Turning Point Research Fellow and lead author of the study, Amy Pennay said stimulant users were found to be behaviourally different to alcohol-only consumers.

“We found that those who consumed stimulants engaged in different patterns of drinking to those who only consumed alcohol. Stimulant users were significantly more likely to be male, to have engaged in pre-drinking and to continue drinking after midnight,” Dr Pennay said.

Consumption of energy drinks was also found to affect the types of alcohol consumed.

“Energy drink consumers were significantly more likely to have spent time at nightclubs and consume spirits or shots.”

Dr Pennay said “while it is important to note that stimulant users consumed more alcohol, further analyses revealed the primary predictors of intoxication were pre-drinking, longer drinking sessions and being interviewed after midnight”.

Lead investigator of the study, Associate Prof Peter Miller from Deakin University, also noted the importance of pre-drinking and the length of drinking episode as major predictors of intoxication. He said the findings from this analysis demonstrated the importance again of pre-drinking, as well as simply how long someone has been out and how late at night.

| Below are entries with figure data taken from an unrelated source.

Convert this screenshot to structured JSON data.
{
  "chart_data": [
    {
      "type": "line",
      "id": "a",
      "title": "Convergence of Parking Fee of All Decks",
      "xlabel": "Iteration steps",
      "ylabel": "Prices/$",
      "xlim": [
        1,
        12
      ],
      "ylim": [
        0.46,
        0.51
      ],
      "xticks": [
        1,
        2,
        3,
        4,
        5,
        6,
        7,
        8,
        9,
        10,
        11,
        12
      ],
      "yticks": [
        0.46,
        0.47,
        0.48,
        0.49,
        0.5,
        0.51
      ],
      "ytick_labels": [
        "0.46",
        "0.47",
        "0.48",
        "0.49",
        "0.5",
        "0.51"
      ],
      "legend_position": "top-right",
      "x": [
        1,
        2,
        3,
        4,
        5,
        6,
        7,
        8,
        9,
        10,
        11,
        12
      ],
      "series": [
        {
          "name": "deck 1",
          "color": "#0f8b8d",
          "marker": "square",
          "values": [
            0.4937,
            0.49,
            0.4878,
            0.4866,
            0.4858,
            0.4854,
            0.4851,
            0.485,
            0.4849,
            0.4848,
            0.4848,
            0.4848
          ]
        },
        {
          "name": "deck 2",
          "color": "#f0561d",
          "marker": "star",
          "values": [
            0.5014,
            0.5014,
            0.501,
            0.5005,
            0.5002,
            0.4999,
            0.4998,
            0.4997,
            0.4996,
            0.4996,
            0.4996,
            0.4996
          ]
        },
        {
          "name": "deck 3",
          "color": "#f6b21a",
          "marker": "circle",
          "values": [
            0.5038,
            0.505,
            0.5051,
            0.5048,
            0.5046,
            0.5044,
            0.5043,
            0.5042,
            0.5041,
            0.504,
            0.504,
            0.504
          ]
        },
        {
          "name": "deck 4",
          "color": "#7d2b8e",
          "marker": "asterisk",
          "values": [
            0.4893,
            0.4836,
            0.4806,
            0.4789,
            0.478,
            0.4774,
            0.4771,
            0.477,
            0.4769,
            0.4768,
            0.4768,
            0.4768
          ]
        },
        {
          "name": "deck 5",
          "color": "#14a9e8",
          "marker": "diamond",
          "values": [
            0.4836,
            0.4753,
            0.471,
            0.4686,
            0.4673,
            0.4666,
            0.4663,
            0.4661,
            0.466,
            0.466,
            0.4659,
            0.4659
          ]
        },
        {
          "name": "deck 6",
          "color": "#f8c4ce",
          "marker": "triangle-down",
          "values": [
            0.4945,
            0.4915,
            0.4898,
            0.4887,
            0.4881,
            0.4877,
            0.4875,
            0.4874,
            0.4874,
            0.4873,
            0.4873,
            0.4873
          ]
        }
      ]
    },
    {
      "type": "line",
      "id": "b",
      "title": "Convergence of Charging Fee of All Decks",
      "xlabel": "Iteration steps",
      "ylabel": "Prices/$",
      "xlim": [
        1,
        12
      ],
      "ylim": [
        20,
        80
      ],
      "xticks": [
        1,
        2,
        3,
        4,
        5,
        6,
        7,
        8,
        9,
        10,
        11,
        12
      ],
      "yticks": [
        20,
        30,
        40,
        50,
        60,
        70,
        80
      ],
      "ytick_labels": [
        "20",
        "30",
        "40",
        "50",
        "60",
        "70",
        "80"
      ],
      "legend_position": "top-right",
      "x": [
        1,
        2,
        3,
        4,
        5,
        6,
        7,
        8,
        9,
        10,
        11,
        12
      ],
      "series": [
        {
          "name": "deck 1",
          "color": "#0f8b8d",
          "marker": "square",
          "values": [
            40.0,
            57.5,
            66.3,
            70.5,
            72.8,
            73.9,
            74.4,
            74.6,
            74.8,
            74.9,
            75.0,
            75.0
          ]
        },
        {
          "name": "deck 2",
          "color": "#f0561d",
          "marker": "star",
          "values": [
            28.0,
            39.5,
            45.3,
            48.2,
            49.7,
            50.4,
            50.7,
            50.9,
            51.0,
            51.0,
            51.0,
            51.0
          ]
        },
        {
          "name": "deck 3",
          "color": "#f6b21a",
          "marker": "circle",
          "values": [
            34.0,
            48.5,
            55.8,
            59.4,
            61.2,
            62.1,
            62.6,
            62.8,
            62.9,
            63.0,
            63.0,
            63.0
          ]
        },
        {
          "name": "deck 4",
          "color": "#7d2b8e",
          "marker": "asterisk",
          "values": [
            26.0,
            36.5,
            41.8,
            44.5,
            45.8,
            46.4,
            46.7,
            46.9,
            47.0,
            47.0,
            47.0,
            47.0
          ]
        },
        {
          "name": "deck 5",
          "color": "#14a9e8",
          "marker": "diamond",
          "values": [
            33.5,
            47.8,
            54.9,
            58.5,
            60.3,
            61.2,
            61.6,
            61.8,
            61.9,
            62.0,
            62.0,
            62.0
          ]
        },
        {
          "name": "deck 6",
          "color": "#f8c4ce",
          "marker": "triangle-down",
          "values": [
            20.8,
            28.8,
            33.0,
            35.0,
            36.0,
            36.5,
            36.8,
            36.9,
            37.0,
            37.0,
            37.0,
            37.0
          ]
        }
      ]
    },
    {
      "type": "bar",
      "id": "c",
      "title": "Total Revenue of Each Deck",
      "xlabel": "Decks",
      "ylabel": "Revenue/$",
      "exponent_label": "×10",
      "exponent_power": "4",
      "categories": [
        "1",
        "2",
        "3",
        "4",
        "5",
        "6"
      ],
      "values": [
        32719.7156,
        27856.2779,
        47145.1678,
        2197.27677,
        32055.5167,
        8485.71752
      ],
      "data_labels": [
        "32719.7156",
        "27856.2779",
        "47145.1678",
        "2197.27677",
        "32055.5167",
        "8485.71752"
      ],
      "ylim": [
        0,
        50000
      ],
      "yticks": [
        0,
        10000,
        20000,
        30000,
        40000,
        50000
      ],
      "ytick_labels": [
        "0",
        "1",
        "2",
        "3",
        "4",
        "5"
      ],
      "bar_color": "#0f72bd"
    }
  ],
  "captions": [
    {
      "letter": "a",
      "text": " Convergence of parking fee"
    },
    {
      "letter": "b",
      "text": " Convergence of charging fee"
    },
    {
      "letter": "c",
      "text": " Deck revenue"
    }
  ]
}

A/Prof Miller also noted the importance of these findings in relation to how long licensed venues trade into the night.

“These findings have substantial policy implications in light of other evidence, showing closing pubs and nightclubs earlier in the night massively reduces alcohol-related harm while costing the community nothing compared to continued late trading, which involves widespread policing and health-related costs to the general public.”

Researchers interviewed patrons over a period of seven months (December 2011 – June 2012) in busy entertainment districts and outside venues with late trading hours.